Above the 50% match level, we quickly reach the 90th percentile in the 9-9.99 cM bracket, and above 10 cM, we’re virtually assured of a phased match, but not quite 100% of the time.
It isn’t until we reach the 16cM category that we actually reach the 100% bracket, and there is still an outlier found in the 18-18.99 cM group.
I went back and checked all of the 10 cM and over non-matches to verify that I had not made an error. If I made errors, they were likely counting too many as NON-matches, and not the reverse, meaning I failed to visually identify matches. However, with almost 6000 spreadsheet rows for the child, a few errors wouldn’t affect the totals significantly or even noticeably.
I hope that other people in non-endogamous populations will do the same type of double parent phasing and report on their results in the same type of format. This experiment took about 2 days.

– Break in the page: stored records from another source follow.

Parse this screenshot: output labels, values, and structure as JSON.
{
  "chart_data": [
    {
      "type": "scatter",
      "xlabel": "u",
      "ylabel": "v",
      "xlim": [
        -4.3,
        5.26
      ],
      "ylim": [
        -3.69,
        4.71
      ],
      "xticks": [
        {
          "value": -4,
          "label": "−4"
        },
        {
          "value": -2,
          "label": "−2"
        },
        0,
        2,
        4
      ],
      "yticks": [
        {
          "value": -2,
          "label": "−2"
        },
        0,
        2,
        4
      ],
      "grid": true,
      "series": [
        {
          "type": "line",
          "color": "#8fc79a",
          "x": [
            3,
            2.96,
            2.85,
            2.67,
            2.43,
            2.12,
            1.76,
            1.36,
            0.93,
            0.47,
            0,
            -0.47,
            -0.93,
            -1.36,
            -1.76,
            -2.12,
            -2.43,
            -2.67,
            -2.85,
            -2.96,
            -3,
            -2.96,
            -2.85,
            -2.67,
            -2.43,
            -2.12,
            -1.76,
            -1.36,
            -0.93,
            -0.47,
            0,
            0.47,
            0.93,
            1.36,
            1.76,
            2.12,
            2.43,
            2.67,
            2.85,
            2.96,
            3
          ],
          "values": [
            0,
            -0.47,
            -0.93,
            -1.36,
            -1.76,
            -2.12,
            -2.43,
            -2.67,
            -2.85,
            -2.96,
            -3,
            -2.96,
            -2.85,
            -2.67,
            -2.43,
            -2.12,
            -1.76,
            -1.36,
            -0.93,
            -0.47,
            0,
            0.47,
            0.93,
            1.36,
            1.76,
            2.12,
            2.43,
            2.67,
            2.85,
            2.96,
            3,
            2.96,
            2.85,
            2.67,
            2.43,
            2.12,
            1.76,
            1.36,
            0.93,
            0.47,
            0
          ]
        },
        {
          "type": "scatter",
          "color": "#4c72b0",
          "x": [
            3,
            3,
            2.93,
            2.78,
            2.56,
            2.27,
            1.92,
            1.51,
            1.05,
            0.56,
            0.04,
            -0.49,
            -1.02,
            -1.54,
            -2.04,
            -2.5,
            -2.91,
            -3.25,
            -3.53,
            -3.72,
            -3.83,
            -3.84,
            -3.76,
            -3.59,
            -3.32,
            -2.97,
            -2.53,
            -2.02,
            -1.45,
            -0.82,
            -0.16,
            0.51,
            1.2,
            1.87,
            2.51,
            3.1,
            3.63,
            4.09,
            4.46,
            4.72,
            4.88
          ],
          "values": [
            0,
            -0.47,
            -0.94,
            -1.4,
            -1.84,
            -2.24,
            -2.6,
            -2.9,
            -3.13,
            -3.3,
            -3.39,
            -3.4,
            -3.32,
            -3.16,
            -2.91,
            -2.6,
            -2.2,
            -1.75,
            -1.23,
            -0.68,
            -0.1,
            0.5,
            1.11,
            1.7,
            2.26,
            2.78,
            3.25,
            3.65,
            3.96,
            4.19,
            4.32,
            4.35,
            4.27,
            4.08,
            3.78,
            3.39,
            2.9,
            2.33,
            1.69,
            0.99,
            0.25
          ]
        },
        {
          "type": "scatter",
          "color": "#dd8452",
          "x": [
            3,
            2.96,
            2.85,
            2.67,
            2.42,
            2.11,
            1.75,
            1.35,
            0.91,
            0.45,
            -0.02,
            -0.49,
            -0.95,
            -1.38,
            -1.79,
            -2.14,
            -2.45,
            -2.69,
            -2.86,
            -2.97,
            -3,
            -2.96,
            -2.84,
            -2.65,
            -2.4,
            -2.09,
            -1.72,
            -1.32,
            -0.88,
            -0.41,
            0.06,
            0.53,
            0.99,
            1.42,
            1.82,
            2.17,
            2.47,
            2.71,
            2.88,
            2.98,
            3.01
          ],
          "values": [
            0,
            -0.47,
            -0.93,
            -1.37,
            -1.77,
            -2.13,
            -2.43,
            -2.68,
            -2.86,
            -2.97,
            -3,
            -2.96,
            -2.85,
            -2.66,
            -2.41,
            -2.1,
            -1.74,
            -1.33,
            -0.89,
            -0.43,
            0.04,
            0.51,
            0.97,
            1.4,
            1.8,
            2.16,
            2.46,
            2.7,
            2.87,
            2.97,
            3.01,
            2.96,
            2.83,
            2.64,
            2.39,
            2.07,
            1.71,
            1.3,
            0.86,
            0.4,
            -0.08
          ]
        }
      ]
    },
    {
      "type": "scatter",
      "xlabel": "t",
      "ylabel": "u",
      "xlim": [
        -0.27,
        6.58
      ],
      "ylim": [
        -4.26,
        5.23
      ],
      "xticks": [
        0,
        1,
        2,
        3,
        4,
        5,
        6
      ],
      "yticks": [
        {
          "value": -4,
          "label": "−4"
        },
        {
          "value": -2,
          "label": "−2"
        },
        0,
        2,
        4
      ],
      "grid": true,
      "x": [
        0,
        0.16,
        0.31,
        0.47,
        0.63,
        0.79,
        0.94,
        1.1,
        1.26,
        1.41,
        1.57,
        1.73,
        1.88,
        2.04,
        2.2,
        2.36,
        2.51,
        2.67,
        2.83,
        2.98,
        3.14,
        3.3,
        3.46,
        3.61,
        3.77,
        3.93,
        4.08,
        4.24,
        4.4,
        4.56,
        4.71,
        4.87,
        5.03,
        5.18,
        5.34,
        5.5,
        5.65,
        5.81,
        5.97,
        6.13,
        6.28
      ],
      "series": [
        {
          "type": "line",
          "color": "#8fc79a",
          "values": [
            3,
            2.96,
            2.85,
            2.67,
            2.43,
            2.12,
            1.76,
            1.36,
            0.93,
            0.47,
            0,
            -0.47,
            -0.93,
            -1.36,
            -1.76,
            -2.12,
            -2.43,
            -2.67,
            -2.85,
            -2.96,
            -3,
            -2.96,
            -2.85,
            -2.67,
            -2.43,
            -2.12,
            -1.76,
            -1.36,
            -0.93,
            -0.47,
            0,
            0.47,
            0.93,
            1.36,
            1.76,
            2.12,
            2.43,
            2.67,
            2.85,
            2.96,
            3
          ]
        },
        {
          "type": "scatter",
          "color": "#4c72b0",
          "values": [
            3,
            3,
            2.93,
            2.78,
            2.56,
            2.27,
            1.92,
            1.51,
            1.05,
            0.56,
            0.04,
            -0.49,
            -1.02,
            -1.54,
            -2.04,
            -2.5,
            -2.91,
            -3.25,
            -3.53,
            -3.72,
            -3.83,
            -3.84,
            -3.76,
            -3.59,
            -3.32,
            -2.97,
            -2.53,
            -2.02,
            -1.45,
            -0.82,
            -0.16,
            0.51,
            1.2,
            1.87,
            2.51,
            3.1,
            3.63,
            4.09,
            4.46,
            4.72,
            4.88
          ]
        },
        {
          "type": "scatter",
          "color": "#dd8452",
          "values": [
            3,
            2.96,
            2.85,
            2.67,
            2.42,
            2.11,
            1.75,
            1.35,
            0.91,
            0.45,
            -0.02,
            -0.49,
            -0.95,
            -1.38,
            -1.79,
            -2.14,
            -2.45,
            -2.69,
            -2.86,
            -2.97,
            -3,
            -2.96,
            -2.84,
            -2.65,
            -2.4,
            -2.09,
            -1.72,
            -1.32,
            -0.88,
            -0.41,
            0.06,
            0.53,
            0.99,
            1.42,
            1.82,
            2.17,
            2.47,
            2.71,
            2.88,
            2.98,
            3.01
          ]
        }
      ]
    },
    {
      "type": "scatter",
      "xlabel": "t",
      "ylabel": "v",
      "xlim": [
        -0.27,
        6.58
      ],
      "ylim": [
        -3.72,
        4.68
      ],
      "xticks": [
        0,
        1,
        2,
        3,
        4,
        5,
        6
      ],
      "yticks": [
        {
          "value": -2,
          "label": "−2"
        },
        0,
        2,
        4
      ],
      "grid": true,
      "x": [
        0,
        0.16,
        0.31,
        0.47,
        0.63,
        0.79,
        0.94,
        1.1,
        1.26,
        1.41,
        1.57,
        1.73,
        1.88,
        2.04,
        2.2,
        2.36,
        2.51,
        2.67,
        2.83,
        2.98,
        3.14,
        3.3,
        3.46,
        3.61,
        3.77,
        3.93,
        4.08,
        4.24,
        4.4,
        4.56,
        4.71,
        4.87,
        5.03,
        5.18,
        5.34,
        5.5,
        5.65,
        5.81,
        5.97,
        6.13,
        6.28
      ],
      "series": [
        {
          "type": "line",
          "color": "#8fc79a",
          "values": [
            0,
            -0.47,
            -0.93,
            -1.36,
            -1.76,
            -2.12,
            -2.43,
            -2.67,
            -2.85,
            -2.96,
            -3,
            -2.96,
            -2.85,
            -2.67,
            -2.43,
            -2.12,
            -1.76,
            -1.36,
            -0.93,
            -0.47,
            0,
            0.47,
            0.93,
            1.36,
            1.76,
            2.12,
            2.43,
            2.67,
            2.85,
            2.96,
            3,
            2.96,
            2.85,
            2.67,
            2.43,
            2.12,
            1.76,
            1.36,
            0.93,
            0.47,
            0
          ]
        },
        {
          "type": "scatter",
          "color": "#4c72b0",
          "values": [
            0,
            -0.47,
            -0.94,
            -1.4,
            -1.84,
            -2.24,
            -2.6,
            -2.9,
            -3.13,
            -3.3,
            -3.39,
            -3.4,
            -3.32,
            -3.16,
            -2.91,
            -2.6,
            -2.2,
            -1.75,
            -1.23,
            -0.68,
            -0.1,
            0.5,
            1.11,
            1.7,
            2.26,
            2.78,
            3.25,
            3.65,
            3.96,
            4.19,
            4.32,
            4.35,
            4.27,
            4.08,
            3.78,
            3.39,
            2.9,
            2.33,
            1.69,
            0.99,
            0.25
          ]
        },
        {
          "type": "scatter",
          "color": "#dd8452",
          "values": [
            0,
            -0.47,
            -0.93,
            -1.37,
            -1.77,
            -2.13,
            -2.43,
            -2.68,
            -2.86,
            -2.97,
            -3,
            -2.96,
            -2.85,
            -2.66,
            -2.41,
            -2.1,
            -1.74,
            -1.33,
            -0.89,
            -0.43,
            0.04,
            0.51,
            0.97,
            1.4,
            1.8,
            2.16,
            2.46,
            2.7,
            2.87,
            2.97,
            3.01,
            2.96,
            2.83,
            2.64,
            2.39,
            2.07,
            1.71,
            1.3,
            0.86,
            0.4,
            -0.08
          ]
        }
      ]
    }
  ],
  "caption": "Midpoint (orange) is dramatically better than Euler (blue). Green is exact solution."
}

Furthermore, I would love to see this same type of experiment for endogamous families as well.
If you can phase your matches to either or both of your parents, absolutely, do. This this exercise shows why, if you have only one parent to match against, you can’t just assume that anyone who doesn’t match you on your one parent’s side automatically matches you from the other parent. At least, not below about 15 cM.
Whether you can phase against your parent or not, this exercise should help you analyze your segment matches with an eye towards determining whether or not they are valid, and what different kinds of matches mean to your genealogy.
If nothing else, at least we can quantify the relatively likelihood, based on the size of the matching segment, in a non-endogamous population, a match would match a parent, if we had one to match against, meaning that they are a legitimate match. Did you get all that?
In a nutshell, we can look at the Parent/Child Phased Match Chart produced by this exercise and say that our 8.5 cM match has about a 66% chance of being a legitimate match, and our 10.5 cM match has a 95% change of being a legitimate match.